Many microbes have also failed to adapt to the changing climate and could therefore face extinction. While this may seem like a relief to most, the complete elimination of certain microbes could have drastic consequences for ecosystems across the globe. In an experiment conducted in the Harvard Forest, it was found that even short term periods of warming reduced plant growth, functional diversity and increased the risk of extinction of species [5]. When testing the effects of immigration of new microbes into the warmed soil, it was evident that introducing new species would not make up for the lost ones [5]. Thus, the negative effects of climate change usually outweigh any possible benefits from the immigration of new microbes. This is true for many species who cannot adapt in pace with climate change. In fact, The Living Planet Report has found that by 2020, two-thirds of mammals, birds, fish, and reptiles that existed in 1970 will be wiped out.

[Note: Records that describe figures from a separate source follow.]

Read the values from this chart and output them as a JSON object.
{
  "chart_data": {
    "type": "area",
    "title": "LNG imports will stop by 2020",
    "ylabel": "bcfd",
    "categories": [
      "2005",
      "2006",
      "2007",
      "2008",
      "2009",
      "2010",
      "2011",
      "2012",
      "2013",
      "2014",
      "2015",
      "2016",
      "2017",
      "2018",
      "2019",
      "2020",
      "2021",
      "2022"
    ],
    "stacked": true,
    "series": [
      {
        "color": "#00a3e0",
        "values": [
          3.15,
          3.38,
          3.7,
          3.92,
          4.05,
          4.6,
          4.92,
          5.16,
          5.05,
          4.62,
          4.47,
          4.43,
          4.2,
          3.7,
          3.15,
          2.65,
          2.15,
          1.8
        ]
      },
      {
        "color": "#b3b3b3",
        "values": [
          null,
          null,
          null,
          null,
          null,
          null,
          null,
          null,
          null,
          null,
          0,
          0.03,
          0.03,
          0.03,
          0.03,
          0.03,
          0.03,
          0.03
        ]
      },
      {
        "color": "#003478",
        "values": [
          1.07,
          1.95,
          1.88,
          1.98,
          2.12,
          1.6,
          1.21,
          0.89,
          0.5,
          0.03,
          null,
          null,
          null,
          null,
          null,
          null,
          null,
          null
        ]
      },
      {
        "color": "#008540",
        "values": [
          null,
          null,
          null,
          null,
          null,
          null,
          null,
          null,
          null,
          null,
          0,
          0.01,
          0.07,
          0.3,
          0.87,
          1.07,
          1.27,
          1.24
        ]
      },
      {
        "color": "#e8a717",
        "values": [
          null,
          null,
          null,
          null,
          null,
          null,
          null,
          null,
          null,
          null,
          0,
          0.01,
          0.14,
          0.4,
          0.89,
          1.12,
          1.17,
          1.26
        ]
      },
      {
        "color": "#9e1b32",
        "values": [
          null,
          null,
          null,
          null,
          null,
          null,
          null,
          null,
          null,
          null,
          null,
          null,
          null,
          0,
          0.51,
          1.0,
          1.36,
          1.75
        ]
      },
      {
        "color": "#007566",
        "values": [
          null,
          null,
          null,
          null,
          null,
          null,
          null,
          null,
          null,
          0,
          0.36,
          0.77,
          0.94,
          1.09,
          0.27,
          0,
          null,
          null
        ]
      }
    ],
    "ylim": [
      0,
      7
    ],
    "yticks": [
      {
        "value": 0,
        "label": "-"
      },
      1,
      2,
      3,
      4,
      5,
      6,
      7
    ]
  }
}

As species move to avoid the effects of climate change, ecosystems change drastically. Research has shown that nearly half of all species are moving, and this drastic shift is already affecting humans. As these migrations progress, humans must work to reduce our impact on the environment as well as adapt to the changes we have largely contributed to. Over time, if these practices are not changed, we may live in a world in which species are not just displaced, but lost entirely.